From: James Bottomley <James.Bottomley@HansenPartnership.com>
To: Dan Williams <dan.j.williams@intel.com>
Cc: hch@lst.de, Praveen Murali <pmurali@logicube.com>,
linux-scsi@vger.kernel.org, stable@vger.kernel.org
Subject: Re: [for 4.1 PATCH resend] libsas: fix "sysfs group not found" warnings at port teardown time
Date: Wed, 22 Jul 2015 11:28:07 -0700 [thread overview]
Message-ID: <1437589687.2171.44.camel@HansenPartnership.com> (raw)
In-Reply-To: <20150618032204.29990.87007.stgit@dwillia2-desk3.amr.corp.intel.com>
On Wed, 2015-06-17 at 23:22 -0400, Dan Williams wrote:
> Praveen reports:
>
> After some debugging this is what I have found
>
> sas_phye_loss_of_signal gets triggered on phy_event from mvsas
> sas_phye_loss_of_signal calls sas_deform_port
> sas_deform_port posts a DISCE_DESTRUCT event (sas_unregister_domain_devices-> sas_unregister_dev)

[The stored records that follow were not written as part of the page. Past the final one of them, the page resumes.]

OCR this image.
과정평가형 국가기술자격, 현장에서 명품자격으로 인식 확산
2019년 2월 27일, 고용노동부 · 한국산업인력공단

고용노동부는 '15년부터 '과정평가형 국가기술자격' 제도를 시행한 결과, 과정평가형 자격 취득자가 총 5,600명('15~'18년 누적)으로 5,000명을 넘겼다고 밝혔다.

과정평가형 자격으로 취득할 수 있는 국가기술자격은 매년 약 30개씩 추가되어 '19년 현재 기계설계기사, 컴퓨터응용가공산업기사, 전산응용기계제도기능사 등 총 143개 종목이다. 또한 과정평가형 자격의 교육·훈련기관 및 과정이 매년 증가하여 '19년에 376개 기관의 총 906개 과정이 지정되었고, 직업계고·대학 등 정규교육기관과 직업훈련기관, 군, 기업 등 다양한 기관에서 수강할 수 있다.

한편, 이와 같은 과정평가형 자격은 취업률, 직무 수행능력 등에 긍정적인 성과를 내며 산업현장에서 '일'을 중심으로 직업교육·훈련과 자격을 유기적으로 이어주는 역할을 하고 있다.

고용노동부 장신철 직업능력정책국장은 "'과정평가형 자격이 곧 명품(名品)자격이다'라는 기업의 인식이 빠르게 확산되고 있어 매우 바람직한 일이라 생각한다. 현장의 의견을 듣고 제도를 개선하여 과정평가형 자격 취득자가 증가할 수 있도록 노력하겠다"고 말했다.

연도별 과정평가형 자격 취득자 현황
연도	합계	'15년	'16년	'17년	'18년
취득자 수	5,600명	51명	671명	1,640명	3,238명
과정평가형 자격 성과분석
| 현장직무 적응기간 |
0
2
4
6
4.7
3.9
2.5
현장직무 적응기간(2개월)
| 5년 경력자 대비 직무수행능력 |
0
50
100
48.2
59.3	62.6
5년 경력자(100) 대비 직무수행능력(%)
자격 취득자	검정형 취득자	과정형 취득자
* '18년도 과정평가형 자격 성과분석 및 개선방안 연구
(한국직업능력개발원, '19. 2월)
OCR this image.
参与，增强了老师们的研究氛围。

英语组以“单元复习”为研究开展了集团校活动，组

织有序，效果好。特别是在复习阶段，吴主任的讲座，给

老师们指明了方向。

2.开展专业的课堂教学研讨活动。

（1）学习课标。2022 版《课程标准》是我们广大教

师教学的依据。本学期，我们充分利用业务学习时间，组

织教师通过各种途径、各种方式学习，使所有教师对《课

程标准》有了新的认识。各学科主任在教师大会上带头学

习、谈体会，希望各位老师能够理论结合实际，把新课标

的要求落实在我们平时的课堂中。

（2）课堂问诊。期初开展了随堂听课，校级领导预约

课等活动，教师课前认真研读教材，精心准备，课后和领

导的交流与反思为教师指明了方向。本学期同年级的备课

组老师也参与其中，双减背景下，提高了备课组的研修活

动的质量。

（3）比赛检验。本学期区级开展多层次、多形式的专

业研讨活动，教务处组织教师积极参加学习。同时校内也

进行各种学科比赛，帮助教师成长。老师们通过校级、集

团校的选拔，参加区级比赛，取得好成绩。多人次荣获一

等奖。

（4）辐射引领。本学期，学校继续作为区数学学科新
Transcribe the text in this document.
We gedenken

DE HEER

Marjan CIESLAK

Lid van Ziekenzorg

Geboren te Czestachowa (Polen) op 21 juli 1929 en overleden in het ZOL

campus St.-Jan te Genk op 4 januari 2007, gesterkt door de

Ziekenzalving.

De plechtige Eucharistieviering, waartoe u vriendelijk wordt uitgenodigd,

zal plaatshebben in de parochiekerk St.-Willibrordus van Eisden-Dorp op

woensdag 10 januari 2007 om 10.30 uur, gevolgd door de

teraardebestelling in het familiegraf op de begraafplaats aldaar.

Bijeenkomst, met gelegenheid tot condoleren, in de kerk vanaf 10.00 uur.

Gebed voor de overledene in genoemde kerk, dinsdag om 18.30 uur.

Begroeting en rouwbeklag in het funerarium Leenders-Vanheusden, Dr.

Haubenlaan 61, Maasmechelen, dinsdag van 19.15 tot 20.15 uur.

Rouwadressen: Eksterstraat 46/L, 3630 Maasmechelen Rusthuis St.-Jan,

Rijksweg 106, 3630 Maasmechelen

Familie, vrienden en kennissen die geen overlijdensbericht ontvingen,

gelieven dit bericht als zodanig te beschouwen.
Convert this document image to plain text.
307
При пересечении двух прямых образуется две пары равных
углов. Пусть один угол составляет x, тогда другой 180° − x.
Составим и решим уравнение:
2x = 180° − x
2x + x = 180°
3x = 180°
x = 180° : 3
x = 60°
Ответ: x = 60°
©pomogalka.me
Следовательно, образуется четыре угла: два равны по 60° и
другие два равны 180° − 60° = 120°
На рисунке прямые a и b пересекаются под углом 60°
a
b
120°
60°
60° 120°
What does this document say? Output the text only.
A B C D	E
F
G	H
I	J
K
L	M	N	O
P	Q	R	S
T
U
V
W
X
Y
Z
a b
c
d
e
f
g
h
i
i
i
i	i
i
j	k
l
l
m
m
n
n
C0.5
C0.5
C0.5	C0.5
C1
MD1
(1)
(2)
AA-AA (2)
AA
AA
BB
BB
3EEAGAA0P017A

> sas_deform_port calls sas_port_delete
> sas_port_delete calls sas_port_delete_link
> sysfs_remove_group: kobject 'port-X:Y'
> sas_port_delete calls device_del
> sysfs_remove_group: kobject 'port-X:Y'
>
> sas_destruct_devices gets triggered for the destruct event (DISCE_DESTRUCT)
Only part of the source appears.